Князья мгновенно войско нарядили и в степь отрядили.
Бова Королевич глянул в трубу и сказал товарищам:
– Что ж делать? Выступило против нас шесть богатырей, шестеро зверей, а мелкую силу и вовсе не счесть!
Товарищи отвечали:
– Спросим-ка у мужика.
Пришёл Бова Королевич к нашему мужичку и просит:
– Мужик болтанский, богатырь басурманский, дайте совет нам: едут против нас шесть богатырей, шестеро зверей, а мелкую силу и вовсе не счесть, что ж нам теперь делать?
– Ты, – отвечал мужичок, – богатырь славный, Бова Королевич, садись-ка на свою лошадь и отправляйся им навстречу. Шестерых богатырей, как шесть оводов, разобьешь, а всю мелкую силу твоя лошадь потопчет.
Вот сел на коня своего Бова Королевич, поскакал и стал биться: шестерых богатырей и шестерых зверей побил, и всю мелкую силу конём потоптал, лишь одного оставил, чтоб записку написать и царевне весточку подать. Тогда выпустила царевна на них девять богатырей, девятерых зверей, а мелкую силу и вовсе не счесть.
Яруслан Лазаревич посмотрел в подзорную трубу и сказал:
– А что ж будем делать: девять богатырей выступили против нас да девять зверей, и мелкой силе вовсе счету нет?
Товарищи и говорили:
– Иди да у мужичка спрашивай!
Прибыл Яруслан Лазаревич к мужичку спрашивать:
– Мужик болтанский, богатырь басурманский, дайте совет нам: против нас девять богатырей выступили да девять зверей, а мелкой силе и счету нет, что ж нам делать?
– Ты, Яруслан Лазаревич, – отвечал мужичок, – богатырь славный, усаживайся на коня своего и отправляйся им навстречу. Прибьёшь ты девять богатырей, будто девять оводов, а лошадь твоя мелкую силу потопчет.
Садился на свою лошадь Яруслан Лазаревич, поскакал и стал биться: девять богатырей да девять зверей разбил, и мелкую силу конь растоптал, лишь одного только оставил, чтоб с вестями к царевне послать. Вот тогда царевна на них двенадцать богатырей выпустила да двенадцать зверей, и мелкой силе счету не было.
Посмотрел в трубу Илья Муромец и спрашивает:
– Что ж будем делать: против нас двенадцать богатырей выступили да двенадцать зверей, и мелкую силу не сосчитать?
Товарищи и отвечали:
– Иди-ка ты у мужичка спроси.
Приходит Илья Муромец и вопрос задаёт мужичку:
– Мужик болтанский, богатырь басурманский, дайте нам совет: против нас двенадцать богатырей выступили да двенадцать зверей, и мелкую силу не сосчитать, что ж нам делать?

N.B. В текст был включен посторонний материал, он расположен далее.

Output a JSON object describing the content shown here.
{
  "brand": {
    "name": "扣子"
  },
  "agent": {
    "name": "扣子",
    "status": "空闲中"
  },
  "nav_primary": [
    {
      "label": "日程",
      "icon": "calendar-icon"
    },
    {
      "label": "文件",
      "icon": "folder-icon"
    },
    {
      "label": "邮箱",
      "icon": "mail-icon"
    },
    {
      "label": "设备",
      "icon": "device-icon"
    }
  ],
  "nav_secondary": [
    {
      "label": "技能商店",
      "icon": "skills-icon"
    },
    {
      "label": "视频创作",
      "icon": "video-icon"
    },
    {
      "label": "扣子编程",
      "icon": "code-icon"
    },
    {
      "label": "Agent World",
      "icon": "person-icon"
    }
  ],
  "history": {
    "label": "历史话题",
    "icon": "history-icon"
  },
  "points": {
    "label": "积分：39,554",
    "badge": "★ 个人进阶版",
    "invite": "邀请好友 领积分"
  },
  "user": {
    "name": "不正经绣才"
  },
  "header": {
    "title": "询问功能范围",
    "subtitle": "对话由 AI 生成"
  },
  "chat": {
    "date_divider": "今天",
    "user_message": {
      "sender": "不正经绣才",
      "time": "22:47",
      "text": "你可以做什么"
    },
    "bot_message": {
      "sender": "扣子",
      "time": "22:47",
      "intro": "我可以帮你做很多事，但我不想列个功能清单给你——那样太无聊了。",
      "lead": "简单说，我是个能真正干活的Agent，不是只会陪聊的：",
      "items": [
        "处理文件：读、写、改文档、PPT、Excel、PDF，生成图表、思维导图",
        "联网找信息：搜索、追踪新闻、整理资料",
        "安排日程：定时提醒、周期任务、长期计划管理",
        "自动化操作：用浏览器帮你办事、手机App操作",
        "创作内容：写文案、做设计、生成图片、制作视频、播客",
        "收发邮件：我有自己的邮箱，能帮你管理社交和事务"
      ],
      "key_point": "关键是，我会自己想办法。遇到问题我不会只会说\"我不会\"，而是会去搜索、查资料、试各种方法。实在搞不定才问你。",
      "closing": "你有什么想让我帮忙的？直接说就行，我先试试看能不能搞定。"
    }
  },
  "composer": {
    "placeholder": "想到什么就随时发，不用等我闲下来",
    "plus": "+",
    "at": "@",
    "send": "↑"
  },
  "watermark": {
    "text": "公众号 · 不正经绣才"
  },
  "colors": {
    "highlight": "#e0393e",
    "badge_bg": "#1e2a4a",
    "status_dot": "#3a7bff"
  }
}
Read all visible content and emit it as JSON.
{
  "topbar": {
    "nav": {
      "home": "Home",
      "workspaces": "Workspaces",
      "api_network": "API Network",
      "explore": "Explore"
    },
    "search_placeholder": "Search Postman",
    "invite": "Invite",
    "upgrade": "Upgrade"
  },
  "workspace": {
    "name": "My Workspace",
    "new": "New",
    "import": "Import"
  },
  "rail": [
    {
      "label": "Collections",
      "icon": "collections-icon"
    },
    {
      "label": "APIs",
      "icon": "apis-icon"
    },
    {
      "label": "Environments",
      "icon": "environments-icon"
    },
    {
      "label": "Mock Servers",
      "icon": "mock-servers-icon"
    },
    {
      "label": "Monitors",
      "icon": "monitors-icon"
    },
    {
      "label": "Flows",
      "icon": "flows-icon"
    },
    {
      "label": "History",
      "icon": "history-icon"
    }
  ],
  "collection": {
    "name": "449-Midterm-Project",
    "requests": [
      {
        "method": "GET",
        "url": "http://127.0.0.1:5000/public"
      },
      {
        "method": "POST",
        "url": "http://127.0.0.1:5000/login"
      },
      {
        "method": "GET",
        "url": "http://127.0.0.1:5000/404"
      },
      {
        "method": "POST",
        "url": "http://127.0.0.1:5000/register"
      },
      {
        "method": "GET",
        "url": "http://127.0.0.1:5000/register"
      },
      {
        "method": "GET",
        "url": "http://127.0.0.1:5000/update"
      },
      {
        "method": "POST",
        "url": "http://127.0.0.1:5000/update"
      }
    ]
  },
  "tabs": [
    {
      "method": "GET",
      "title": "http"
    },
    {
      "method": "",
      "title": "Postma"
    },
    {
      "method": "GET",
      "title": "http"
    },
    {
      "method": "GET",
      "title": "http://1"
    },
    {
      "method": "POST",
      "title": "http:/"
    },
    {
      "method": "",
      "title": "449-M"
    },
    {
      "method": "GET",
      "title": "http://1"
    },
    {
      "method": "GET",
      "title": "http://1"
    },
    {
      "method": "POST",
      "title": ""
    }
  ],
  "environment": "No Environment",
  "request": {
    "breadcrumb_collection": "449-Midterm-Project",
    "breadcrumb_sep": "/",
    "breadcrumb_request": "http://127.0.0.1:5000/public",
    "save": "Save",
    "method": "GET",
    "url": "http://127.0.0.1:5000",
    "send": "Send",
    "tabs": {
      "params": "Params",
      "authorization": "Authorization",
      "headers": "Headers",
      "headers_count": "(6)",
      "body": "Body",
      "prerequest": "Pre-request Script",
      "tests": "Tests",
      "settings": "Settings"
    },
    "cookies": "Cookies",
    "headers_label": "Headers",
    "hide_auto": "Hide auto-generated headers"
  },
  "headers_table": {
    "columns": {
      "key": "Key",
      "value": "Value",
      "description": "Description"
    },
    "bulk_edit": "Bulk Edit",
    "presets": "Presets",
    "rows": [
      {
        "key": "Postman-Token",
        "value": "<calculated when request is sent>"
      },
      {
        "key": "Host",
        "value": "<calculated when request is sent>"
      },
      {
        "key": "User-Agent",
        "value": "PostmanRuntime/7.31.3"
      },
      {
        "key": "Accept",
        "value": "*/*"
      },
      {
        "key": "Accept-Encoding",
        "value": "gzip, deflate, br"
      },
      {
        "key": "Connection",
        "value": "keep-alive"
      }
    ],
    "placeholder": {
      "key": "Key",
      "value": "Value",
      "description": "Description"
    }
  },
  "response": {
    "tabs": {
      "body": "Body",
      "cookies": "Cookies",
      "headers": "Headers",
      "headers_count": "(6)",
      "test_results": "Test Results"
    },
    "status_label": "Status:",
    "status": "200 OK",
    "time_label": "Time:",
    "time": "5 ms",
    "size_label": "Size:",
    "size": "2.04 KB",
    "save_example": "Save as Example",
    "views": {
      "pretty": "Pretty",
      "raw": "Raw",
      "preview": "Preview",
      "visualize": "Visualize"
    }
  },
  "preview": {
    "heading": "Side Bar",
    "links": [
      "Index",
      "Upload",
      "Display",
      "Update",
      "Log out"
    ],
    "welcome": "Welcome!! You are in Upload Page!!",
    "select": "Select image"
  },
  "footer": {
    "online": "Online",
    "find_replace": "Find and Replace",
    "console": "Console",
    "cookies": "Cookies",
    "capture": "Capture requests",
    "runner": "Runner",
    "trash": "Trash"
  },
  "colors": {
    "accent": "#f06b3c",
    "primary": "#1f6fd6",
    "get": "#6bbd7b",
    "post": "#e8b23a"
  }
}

– Ты, Илья Муромец, богатырь славный, – говорит мужичок, – садись-ка на коня и поезжай навстречу им: двенадцать богатырей прибьёшь да и двенадцать зверей побьёшь, словно двенадцать оводов, когда мелкую силу твоя лошадка растопчет.
Сел Илья Муромец на коня, поскакал. Вот стал он со всеми богатырями биться: двенадцать богатырей разбил да двенадцать зверей, а мелкую силу конём потоптал, одного только оставил, чтобы можно было записку написать да царевне весточку послать.
Увидала царевна, что дело не пустяшное, позвала к себе своих милых князей и говорила:
– Что же нам делать: трое богатырей разбили всех наших богатырей да всех зверей, и побитой мелкой силе счёту нет?
А князья и отвечали:
– Давайте выпустим на богатырей двенадцатиглавого змея, который сидит прикованный на двенадцати цепях; если и он их не одолеет, станем мы их, словно гостей, принимать.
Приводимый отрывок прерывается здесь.